Although we have reported statistically significant differences in HeLMS scores between the groups, the clinical significance remains uncertain. Future studies should establish the minimum clinically important difference (MCID) for the HeLMS domains and items. This would need to be explored across a range of normative and clinical populations. Further, this is the first time the questionnaire has been used in this setting and therefore a web of evidence is required before its utility can be judged fully. That is, further cohorts should be assessed with the HeLMS in order to assess consistency in any findings and aid in their interpretation. Although the response rate of this study was good (64-72%), the results should be interpreted within the context of some limitations. First, the study is limited by its cross-sectional design and relatively small sample resulting in power to only identify large effects. Second, our study population may not have been a truly representative sample of the Australian adult general population. The JSHS purposely recruited participants from the same middle-class geographical area, thereby minimising variability in socioeconomic status, an important correlate of health literacy [33
]. Therefore, future studies should examine the potentially mediating influence of socioeconomic status on HeLMS scores. Third, all participants were middle-aged and utilised the internet at home, both factors associated with better functional health literacy scores compared with advanced age and lack of home internet access [33
]. These factors were inclusion criteria for the JSHS. Fourth, all participants in the study were Australian residents and therefore health literacy characteristics should be interpreted within the context of the Australian primary health care setting.

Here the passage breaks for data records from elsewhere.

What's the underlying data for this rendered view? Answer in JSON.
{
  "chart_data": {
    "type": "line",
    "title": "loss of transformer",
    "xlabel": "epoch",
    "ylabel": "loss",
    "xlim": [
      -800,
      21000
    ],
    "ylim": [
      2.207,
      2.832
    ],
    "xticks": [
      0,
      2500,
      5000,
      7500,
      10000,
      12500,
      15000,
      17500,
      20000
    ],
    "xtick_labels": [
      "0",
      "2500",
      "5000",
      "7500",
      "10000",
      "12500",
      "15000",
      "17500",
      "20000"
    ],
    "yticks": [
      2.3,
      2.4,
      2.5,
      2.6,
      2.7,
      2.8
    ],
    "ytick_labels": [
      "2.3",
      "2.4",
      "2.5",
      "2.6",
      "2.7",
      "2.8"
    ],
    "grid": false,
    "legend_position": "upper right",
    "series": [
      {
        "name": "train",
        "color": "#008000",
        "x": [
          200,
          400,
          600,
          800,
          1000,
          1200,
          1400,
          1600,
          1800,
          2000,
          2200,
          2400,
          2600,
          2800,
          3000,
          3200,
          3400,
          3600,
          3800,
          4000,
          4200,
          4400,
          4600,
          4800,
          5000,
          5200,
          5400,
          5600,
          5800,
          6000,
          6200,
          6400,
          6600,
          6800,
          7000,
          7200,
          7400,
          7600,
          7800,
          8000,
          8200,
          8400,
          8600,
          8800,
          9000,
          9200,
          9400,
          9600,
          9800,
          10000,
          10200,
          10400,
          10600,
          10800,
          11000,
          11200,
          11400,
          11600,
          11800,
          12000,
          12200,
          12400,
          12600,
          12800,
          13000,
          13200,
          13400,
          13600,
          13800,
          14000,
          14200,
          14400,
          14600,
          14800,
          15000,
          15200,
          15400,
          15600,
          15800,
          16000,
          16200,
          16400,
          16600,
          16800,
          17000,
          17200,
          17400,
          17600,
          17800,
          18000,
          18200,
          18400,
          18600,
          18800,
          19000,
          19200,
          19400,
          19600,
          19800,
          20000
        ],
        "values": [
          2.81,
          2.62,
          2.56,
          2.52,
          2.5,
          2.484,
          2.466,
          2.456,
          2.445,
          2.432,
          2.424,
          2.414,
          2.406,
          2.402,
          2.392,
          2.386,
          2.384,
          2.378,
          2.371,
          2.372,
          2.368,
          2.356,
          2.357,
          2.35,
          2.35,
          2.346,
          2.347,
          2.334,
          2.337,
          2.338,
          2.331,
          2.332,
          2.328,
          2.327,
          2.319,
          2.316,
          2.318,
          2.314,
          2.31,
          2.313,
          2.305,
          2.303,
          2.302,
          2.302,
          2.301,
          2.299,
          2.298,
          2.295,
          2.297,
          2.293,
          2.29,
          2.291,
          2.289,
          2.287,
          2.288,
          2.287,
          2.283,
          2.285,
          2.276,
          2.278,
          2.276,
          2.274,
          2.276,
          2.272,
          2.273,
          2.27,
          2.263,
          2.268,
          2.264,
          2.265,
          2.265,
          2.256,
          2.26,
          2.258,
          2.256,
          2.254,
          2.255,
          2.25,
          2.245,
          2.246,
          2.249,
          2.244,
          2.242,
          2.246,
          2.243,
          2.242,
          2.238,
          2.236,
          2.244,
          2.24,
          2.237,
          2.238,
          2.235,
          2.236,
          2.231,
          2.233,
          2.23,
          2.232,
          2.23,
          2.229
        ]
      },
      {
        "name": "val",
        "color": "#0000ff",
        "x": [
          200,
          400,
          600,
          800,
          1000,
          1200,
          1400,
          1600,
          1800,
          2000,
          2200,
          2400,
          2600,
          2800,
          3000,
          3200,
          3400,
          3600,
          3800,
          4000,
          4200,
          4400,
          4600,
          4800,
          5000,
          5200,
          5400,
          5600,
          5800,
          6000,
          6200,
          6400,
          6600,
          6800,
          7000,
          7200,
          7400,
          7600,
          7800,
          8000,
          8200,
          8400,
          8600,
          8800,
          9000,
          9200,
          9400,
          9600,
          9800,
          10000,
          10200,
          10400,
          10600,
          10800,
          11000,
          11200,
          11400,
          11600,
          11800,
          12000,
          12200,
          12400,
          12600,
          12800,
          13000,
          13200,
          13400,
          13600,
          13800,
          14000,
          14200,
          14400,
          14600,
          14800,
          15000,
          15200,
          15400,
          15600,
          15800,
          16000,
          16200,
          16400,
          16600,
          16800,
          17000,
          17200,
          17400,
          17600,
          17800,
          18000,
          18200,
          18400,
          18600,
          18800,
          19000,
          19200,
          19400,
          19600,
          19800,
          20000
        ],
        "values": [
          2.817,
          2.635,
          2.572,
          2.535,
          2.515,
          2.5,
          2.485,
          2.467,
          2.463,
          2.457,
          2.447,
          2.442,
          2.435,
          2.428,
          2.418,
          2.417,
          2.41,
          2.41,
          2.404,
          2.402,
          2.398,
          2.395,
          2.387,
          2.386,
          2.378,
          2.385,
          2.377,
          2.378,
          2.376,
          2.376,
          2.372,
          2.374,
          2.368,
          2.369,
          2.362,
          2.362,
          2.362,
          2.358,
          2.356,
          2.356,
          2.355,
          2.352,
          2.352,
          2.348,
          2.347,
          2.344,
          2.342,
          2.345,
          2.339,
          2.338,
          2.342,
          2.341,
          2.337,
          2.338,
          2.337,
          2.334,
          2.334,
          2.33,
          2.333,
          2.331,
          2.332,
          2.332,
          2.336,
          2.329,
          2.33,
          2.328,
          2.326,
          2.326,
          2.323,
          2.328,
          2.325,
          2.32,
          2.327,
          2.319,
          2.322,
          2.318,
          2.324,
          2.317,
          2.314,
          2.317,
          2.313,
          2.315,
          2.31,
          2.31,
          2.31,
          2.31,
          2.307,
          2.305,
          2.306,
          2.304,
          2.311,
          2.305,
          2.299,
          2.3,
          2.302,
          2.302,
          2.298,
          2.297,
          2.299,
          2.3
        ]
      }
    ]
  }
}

Future studies should prospectively examine the effect of health literacy on the experience of back pain and determine whether the nature and history of the back pain experience, for example the duration, severity and particular functional impairments are related to particular health literacy skills and impairments. Difficulties experienced by individuals in the areas health attitudes and using health information should also be examined from a health provider perspective.